You can study in Canada if you:
- are enrolled at a designated learning institution (DLI)
- show proof that you have enough money to pay for your:
- tuition fees
- living expenses for yourself and any family members who come with you to Canada and
- return transportation for yourself and any family members who come with you to Canada
- obey the law, have no criminal record and not be a risk to the security of Canada. You may have to provide a police certificate.
- are in good health. You may need to complete a medical exam.
- convince an immigration officer that you will leave Canada at the end of your studies.
Do you live in China, India, the Philippines or Vietnam? You might be able to get your study permit faster by using the Student Direct Stream.
While studying in Canada you must:
- make progress towards completing your program
- respect any conditions listed on your study permit
- stop studying if you no longer meet the requirements and
- leave Canada when your permit expires
Depending on your case, there may be conditions on your study permit such as:
- the level of studies you can attend
- if you are allowed to work in Canada
- if you can’t travel within Canada
- the date you must stop studying
People who don’t need a permit to study in Canada
Most foreign nationals need a study permit to study in Canada.
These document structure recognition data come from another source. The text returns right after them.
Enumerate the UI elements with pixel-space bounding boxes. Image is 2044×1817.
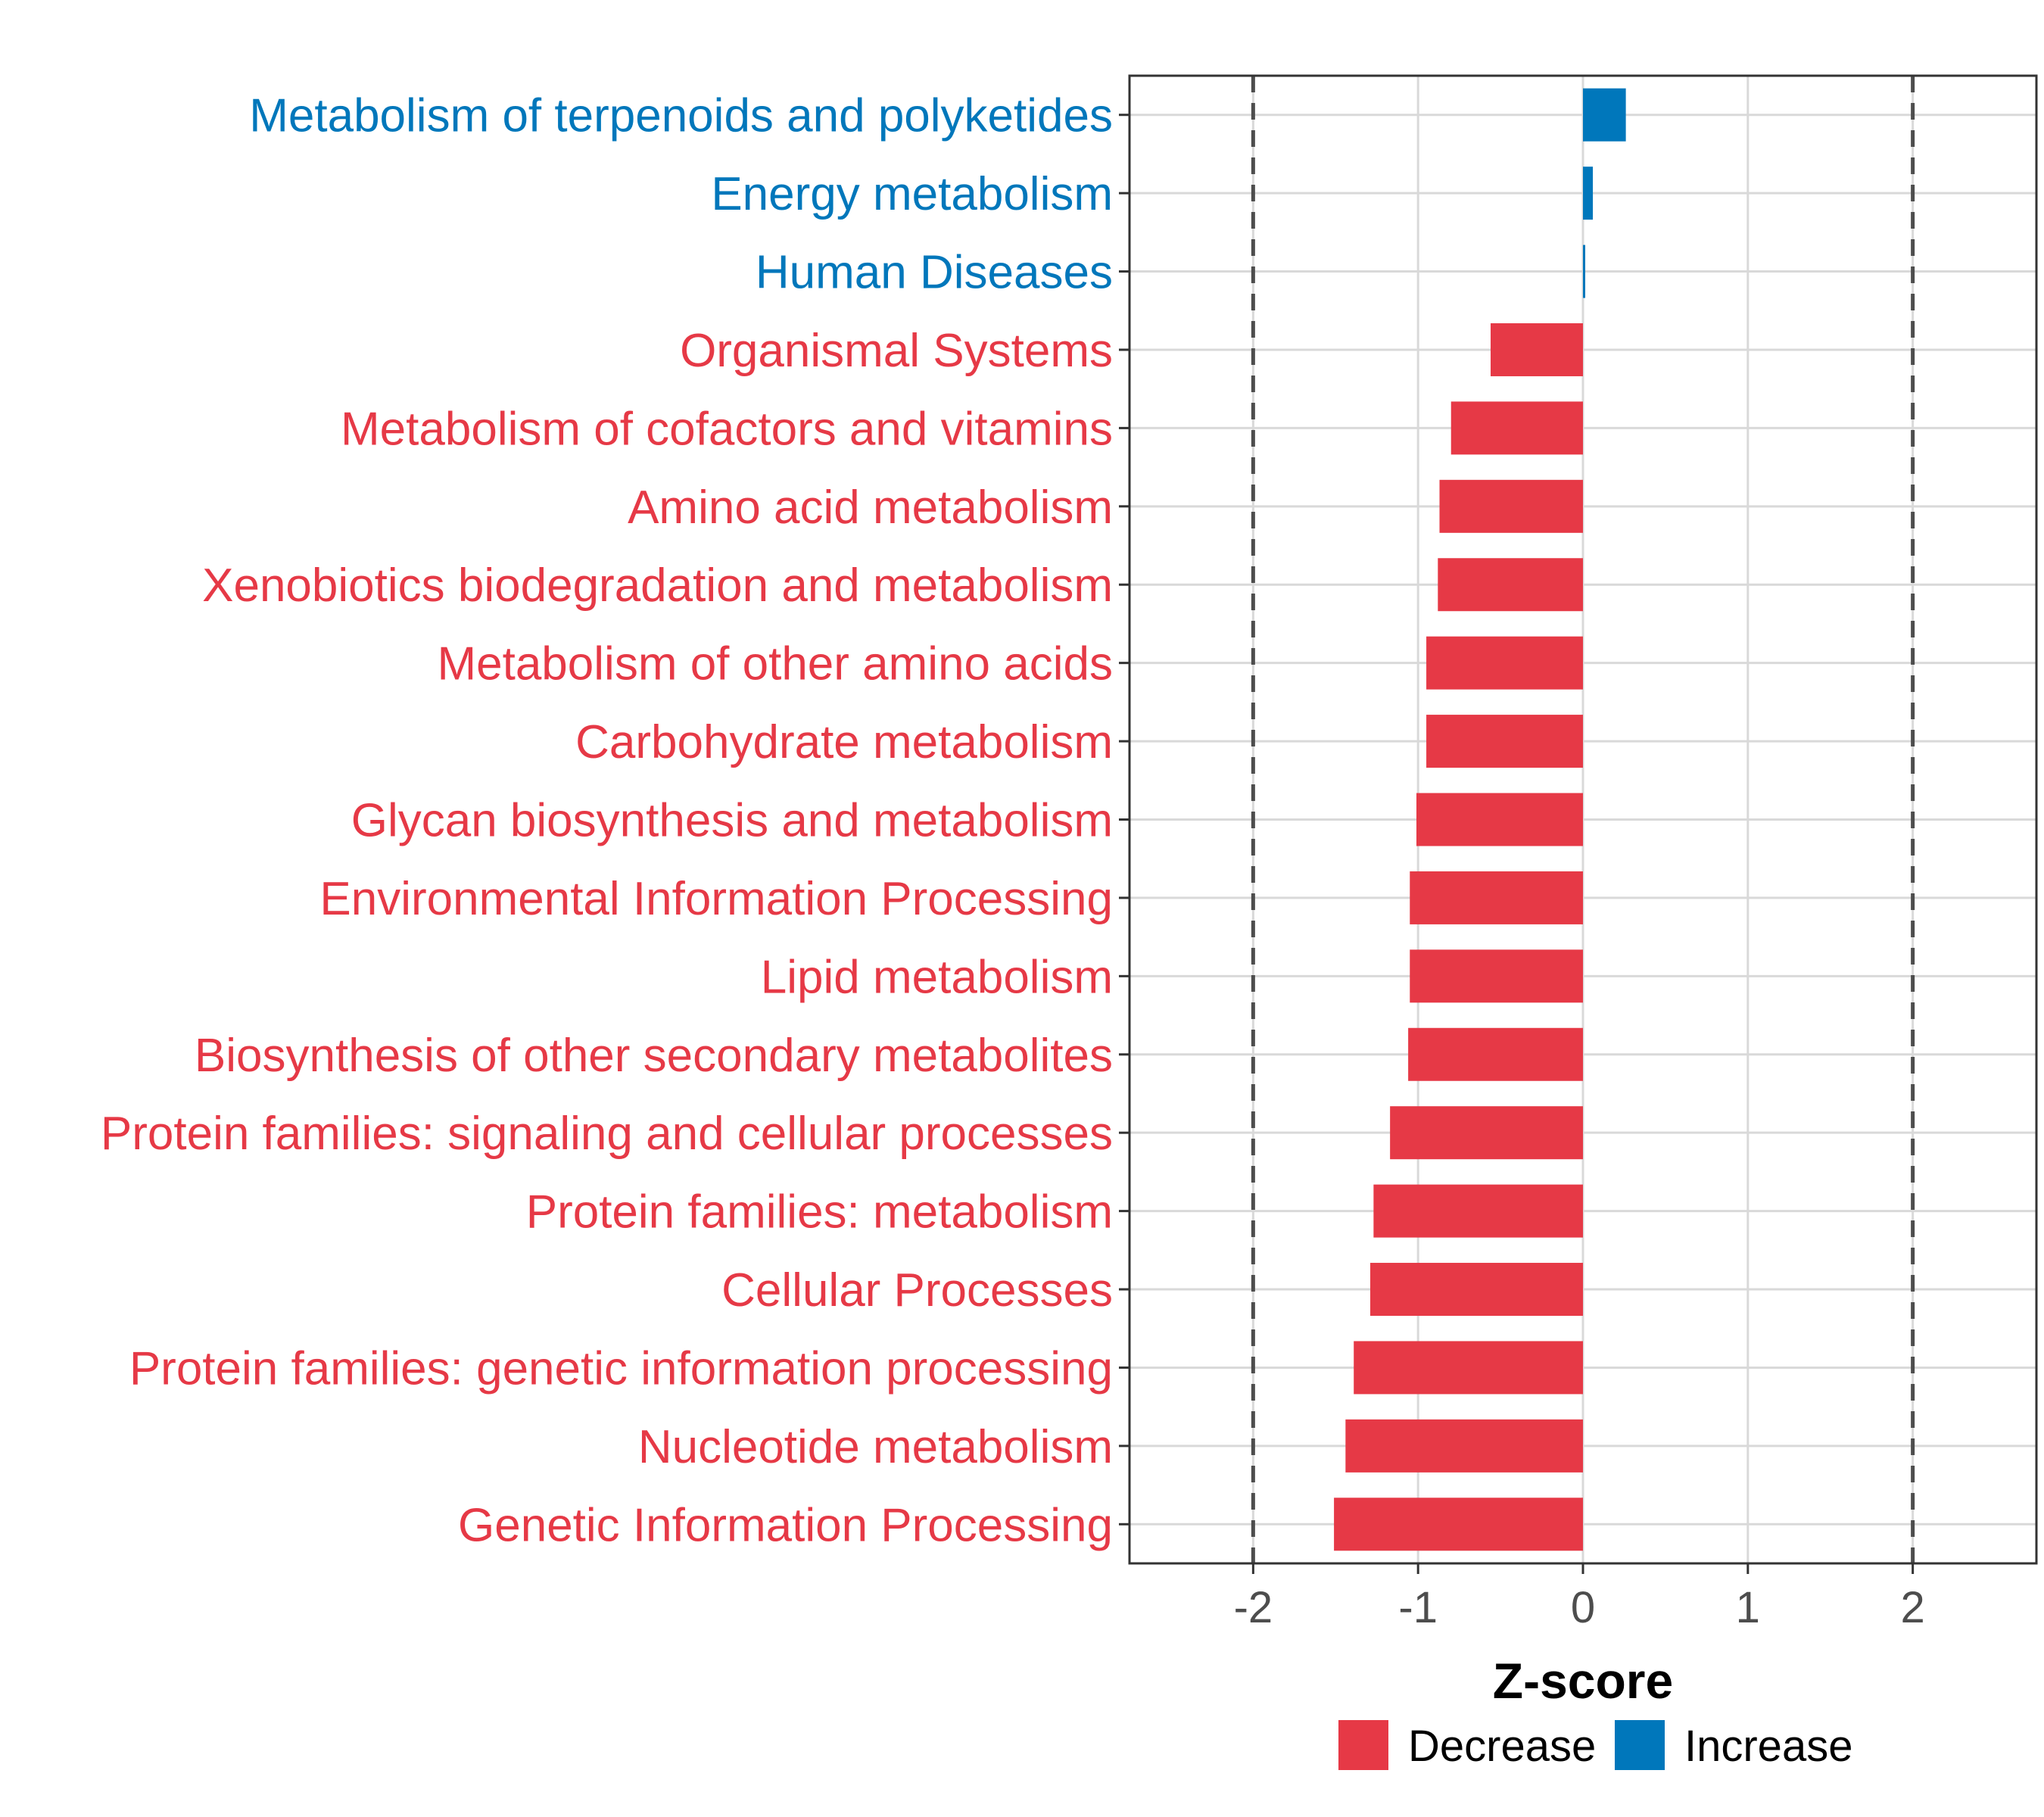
legend-swatch [1615,1720,1665,1770]
y-tick-label: Energy metabolism [711,168,1113,220]
x-tick-label: -2 [1234,1583,1273,1632]
y-tick-label: Protein families: signaling and cellular… [101,1108,1113,1160]
y-tick-label: Protein families: genetic information pr… [129,1342,1113,1395]
bar [1390,1106,1583,1160]
y-tick-label: Metabolism of terpenoids and polyketides [249,90,1113,142]
bar [1345,1419,1583,1473]
y-tick-label: Metabolism of cofactors and vitamins [341,403,1113,455]
bar [1426,715,1583,768]
y-tick-label: Human Diseases [756,247,1113,299]
bar [1370,1263,1583,1317]
x-tick-label: 1 [1736,1583,1760,1632]
bar [1491,323,1583,376]
legend-swatch [1338,1720,1388,1770]
bar [1373,1184,1583,1238]
bar [1408,1027,1583,1081]
y-tick-label: Metabolism of other amino acids [437,638,1113,690]
bars [1334,88,1626,1551]
bar [1426,636,1583,690]
bar [1354,1341,1583,1395]
reference-lines [1251,76,1915,1563]
x-tick-label: 0 [1571,1583,1595,1632]
y-tick-label: Organismal Systems [680,325,1113,377]
bar [1450,401,1583,455]
y-tick-label: Biosynthesis of other secondary metaboli… [195,1030,1113,1082]
y-tick-label: Carbohydrate metabolism [575,716,1113,768]
legend-label: Increase [1684,1722,1852,1771]
bar [1439,479,1583,533]
y-tick-label: Amino acid metabolism [628,482,1113,534]
legend-label: Decrease [1408,1722,1596,1771]
y-tick-label: Glycan biosynthesis and metabolism [351,795,1113,847]
bar [1334,1498,1583,1551]
y-axis: Metabolism of terpenoids and polyketides… [101,90,1129,1551]
x-axis: -2 -1 0 1 2 [1234,1563,1925,1632]
x-tick-label: -1 [1398,1583,1438,1632]
y-tick-label: Protein families: metabolism [526,1186,1113,1239]
bar [1583,88,1626,142]
bar [1416,793,1583,846]
y-tick-label: Xenobiotics biodegradation and metabolis… [202,559,1113,612]
bar [1583,167,1594,220]
legend: Decrease Increase [1338,1720,1852,1771]
x-tick-label: 2 [1901,1583,1925,1632]
y-tick-label: Genetic Information Processing [458,1499,1113,1551]
bar [1410,949,1583,1003]
x-axis-title: Z-score [1493,1653,1673,1709]
bar [1438,558,1583,612]
bar [1583,245,1585,298]
y-tick-label: Cellular Processes [721,1264,1113,1317]
y-tick-label: Nucleotide metabolism [638,1421,1113,1473]
y-tick-label: Lipid metabolism [761,951,1113,1003]
bar [1410,871,1583,924]
y-tick-label: Environmental Information Processing [319,873,1113,925]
The cases below are exceptions.
Short-term studies (six months or less)
You can study at any school in Canada without a study permit if:
- your course or program is for six months or less
- your studies aren’t part of a longer program and
- you will complete all your studies within the time we approved you to stay in Canada (usually six months after you enter).
Family or staff of foreign representatives
You may not need a study permit if you are a family member or staff member of a foreign representative to Canada accredited by Global Affairs Canada (GAC). Your embassy can contact GAC to find out if you need one.
Members of foreign armed forces
If you are a member of a foreign armed force in Canada on official duties, you don’t need a study permit. If your family members (including minor children), want to study in Canada, they may need one.
Registered Indians in Canada
You don’t need a study permit if you are a citizen of another country who has Registered Indian status in Canada.
Minor children in Canada
Minor children don’t need a study permit if they:
- are in kindergarten
- are refugees or refugee claimants
- have parents who are refugees or refugee claimants or
- want to go to pre-school, primary or secondary school, and are already in Canada with a parent who is allowed to work or study in Canada.
Note: When minor children studying in Canada without a permit reach the age of majority (turn 18 or 19 depending on the province or territory), they must apply for a permit if they want to keep studying. Learn more about minors studying in Canada.
Why get a study permit if you don’t need one?
You may want to apply for a study permit even if you don’t need one. To be eligible to apply for a study permit, your course or program must be from a DLI. If you decide to apply for a study permit even though you are exempt, you should include a letter of explanation that says why you want one.
Reasons to apply for a study permit include being able to:
Keep studying while you renew your permit
- If you get a study permit before you come to Canada: you can renew your permit and keep studying in Canada while waiting for your new permit because you have implied status.
- If you don’t have a study permit: you can apply for a study permit from inside Canada, but you can’t start your program until you get the permit.
This rule also applies for prerequisite courses, when you get accepted to a program under the condition that you take and pass certain courses (conditional acceptance).